After this, we rushed to pack the luggage and load the bikes for the short ride over to the ferry terminal, where we then waited in line for almost an hour to pass through the check-in gate and board the Novastar ferry for the return trip to Maine.
The first post in this series referenced the cabins of the Novastar, which we thoroughly enjoyed; but as the return trip is a daytime trip, we simply bought the very cheap reclining seats on the upper deck in the Seaglass lounge. These are very much like airplane seats, only they recline a lot more, and you have ample legroom. The Seaglass lounge has floor-to-ceiling windows so you can enjoy an unbroken view of the sea from your chair.
We “saw” some whales during the morning of our crossing, though far enough into the distance that it was pointless to try to photograph them. Really, what you see are small spumes of vapor spouting up from the surface of the water far off toward the horizon — too far away to actually view the whales that were making them.
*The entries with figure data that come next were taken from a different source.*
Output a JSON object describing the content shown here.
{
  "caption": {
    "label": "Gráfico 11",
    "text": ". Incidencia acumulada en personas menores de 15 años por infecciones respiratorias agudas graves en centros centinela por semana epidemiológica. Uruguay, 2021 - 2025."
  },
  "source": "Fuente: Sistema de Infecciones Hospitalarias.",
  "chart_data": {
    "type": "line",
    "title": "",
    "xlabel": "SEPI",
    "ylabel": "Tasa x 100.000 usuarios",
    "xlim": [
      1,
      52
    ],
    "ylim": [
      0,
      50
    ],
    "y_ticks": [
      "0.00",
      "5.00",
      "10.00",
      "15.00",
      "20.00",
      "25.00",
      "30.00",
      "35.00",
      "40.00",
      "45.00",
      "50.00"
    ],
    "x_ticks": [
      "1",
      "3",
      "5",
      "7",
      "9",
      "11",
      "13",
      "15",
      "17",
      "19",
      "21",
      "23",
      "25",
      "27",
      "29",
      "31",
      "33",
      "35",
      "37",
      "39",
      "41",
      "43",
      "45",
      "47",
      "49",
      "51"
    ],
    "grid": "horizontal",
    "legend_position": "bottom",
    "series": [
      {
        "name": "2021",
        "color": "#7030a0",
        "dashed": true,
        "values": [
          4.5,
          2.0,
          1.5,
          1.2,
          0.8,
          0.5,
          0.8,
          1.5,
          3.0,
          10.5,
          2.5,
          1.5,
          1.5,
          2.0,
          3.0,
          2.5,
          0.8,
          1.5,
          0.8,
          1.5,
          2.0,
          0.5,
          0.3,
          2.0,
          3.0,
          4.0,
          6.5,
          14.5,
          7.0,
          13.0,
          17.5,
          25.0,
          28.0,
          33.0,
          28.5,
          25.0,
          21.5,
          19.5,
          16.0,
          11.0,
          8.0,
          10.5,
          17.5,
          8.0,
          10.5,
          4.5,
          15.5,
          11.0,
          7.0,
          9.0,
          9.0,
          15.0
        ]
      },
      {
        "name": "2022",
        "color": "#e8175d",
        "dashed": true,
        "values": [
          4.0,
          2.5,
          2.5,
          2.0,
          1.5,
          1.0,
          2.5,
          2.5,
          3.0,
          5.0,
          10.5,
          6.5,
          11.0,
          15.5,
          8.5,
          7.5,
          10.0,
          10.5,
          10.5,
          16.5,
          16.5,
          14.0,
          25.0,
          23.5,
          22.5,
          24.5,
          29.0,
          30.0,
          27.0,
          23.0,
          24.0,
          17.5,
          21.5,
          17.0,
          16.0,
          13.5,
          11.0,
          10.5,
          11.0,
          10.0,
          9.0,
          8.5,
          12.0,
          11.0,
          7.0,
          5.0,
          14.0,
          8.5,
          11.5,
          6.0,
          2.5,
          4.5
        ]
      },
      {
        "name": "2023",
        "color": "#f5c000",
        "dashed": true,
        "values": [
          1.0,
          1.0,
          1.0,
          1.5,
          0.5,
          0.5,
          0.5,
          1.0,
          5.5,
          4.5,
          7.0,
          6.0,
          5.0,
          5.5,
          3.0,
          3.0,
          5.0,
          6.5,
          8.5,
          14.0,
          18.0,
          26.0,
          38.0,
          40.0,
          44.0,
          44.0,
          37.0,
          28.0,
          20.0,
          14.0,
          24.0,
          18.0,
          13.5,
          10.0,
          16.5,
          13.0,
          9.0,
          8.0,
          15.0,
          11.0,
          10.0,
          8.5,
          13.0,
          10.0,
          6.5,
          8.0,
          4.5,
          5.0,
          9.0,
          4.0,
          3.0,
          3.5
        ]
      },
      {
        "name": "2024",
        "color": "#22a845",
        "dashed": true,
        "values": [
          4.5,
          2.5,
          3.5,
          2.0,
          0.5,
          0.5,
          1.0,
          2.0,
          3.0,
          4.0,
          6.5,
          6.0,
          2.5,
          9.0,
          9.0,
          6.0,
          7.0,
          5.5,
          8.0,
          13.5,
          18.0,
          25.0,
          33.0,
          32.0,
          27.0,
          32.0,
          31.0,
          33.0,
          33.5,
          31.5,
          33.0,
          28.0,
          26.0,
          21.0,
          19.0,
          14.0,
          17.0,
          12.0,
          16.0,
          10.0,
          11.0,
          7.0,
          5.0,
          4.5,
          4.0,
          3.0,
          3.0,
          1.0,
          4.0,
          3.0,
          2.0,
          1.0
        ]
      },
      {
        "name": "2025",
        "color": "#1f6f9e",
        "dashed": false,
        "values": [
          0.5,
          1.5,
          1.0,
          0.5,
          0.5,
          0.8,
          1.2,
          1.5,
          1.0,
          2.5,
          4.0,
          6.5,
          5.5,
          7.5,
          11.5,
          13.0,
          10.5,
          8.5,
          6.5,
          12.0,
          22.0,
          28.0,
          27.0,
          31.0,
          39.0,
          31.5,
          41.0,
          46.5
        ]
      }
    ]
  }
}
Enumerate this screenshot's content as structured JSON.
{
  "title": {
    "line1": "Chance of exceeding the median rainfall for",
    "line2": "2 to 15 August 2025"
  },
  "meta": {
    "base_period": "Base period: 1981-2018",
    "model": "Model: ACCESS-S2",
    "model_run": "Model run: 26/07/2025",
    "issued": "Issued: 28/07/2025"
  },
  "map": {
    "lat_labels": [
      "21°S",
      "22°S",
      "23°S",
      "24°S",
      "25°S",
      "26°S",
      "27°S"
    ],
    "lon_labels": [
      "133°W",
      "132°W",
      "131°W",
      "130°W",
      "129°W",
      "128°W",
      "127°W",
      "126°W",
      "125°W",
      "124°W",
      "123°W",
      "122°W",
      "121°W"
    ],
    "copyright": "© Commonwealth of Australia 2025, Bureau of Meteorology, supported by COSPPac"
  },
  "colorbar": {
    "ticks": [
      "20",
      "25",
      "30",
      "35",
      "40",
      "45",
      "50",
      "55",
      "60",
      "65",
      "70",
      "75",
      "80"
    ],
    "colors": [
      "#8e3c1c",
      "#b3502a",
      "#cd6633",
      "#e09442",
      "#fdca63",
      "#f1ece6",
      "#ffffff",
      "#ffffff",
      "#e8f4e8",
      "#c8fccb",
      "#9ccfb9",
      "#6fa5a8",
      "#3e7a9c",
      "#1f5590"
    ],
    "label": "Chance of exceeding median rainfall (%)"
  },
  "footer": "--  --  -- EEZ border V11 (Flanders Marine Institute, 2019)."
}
Nor did the whales, intent on their own errands in the Gulf of Maine, venture to entertain us by leaping out of the water or doing other cool whale stuff. So, we looked off into the distance and occasionally said, “Oh, there’s one!” However, this did occupy the better part of an hour, and so made the time pass more quickly.
I should also say that the Novastar does its best to entertain you on the crossing. In both directions there were several excellent live musicians playing and singing cover tunes of pop/rock hits. They also show movies and have a special area for kids (the “Shrimp Station”) where they project movies, have coloring and crafts, and offer supervised games for youngsters. For adults, there are also movies shown, along with (of course) the casino, the gift shop, a DJ and the spa. So, while it IS a long trip (about ten hours at sea), there are many diversions. They also sell satellite uplinks for internet connections ($5 USD per hour) so that you can access email and do whatever other internet stuff you like. And there are a number of restaurant choices at a variety of price points, all of which are excellent.
So, really, I can’t say enough good things about the Novastar and I highly recommend it. In talking with crew members (all of whom, by the way, go out of their way to be helpful and courteous), it appears that while ridership is up 20% over last year, there is still some question as to whether this ferry service will be economically viable in the long term. Their contract with Nova Scotia runs from May through October, and they were hoping to get a contract for the winter on the English Channel. I sincerely hope they continue to serve here in Maine because I would choose the Novastar every time, over driving two or three extra days through New Brunswick into Nova Scotia.
The trip ends in the early evening, and our trip concluded with thundershowers over Portland as we were entering the harbor. This gave us a lovely rainbow as a final memento of our trip:
After docking and disembarking, we waited in line to clear customs and made the hour-long ride home in the dark, where our house was waiting to receive us after an epic trip! Thanks to all for following us on this blog; I hope you got a sense of the many things we enjoyed about Nova Scotia and Cape Breton Island. For any bikers who happen to stumble onto this blog, I plan another post with some considerations for anyone considering a trip around the Cabot Trail. Until then, happy August to all!